The KLI
Entry 279 of 421

News Details

2021-12-17
KLI fellow Nicole Grunstra to start new postdoc at University of Vienna

Moving on from the KLI but staying close...

KLI Fellow Nicole Grunstra will leave the KLI after nearly 2.5 years to take up a postdoctoral research position at the University of Vienna, as part of the FWF-funded project “Evolvability of inner and middle ears in birds and mammals.”

While at the KLI, Nicole, an evolutionary anthropologist, focused her research on the evolutionary aspects of the human “childbirth dilemma”. Human childbirth is comparatively difficult and risky, in large part due to a tight fit between the bony birth canal and the fetus. Nicole’s research aimed to better understand what functional and evolutionary constraints act on the human pelvis to help explain this tight fetopelvic fit. She collaborated with researchers at the University of Vienna and approached this question by morphological and modeling quantitative approaches on humans and other mammals. You can read about her past work here, here, and here.

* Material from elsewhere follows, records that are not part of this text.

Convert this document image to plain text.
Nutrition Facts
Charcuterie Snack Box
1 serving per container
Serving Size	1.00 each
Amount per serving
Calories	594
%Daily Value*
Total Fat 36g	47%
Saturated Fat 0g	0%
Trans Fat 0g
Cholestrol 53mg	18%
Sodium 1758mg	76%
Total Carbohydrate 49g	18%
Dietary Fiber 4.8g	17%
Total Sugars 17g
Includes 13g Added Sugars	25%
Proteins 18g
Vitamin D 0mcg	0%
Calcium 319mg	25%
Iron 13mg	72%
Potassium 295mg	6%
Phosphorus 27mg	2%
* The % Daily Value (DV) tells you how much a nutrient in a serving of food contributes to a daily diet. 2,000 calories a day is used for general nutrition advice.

Nicole will continue her comparative morphological research when she officially re-joins the team of Dr. Philipp Mitteroecker in early 2022 to work on the evolvability of the vertebrate ear. The “Univie” team is comprised of several “core” project members and includes several other collaborators on the project, including KLI alumna Lumila Menéndez and former KLI Visiting Fellow Frank Zachos from the Natural History Museum Vienna.

Specifically, the team will study and contrast the evolvability of the middle and inner ear in mammals and birds. Both groups are considered evolutionarily “successful” vertebrate lineages, but while birds comprise the more diverse clade in terms of recognized species, mammals are much more disparate morphologically, behaviorally and ecologically. In many mammalian lineages, an increase in the heterogeneity and regionalization of meristic structures (e.g., teeth and vertebrae) has led to a diversification in dietary strategies and gaits through morphological adaptation and ecological specialization. Underlying such diversification processes are changes in the developmental system that also determine the variational properties of the phenotype, including integration and modularity of its parts. Such variational properties are key components of evolvability, or the capacity for adaptive evolution.

The middle and inner ear perform key functions of hearing, balance, and gaze stabilization, and are thus vital for hunting, communication, positional behavior and other key survival strategies. The transformation of the primary jaw joint into three middle ear ossicles is one of the hallmark transitions in mammalian evolution, which has increased the genetic, regulatory, and developmental complexity of the mammalian ear. This increase in independent genetic-developmental factors may, in turn, have increased the evolutionary degrees of freedom for independent adaptations of the different functional ear parts. Therefore, the team posits that mammalian ear morphology shows a higher degree of evolvability compared to birds, and that this increased capacity for adaptive evolution has been a key contributor to the evolutionary success of mammals as a predominantly nocturnal radiation reliant on hearing, as well as to their further adaptive diversification into the wealth of ecological niches that they occupy today. They will test these hypotheses by studying within-species patterns of integration and modularity in both mammals and birds, and comparing these patterns to macroevolutionary patterns of variation in both groups as well as studying functional morphological associations between ear morphology and auditory and locomotor traits.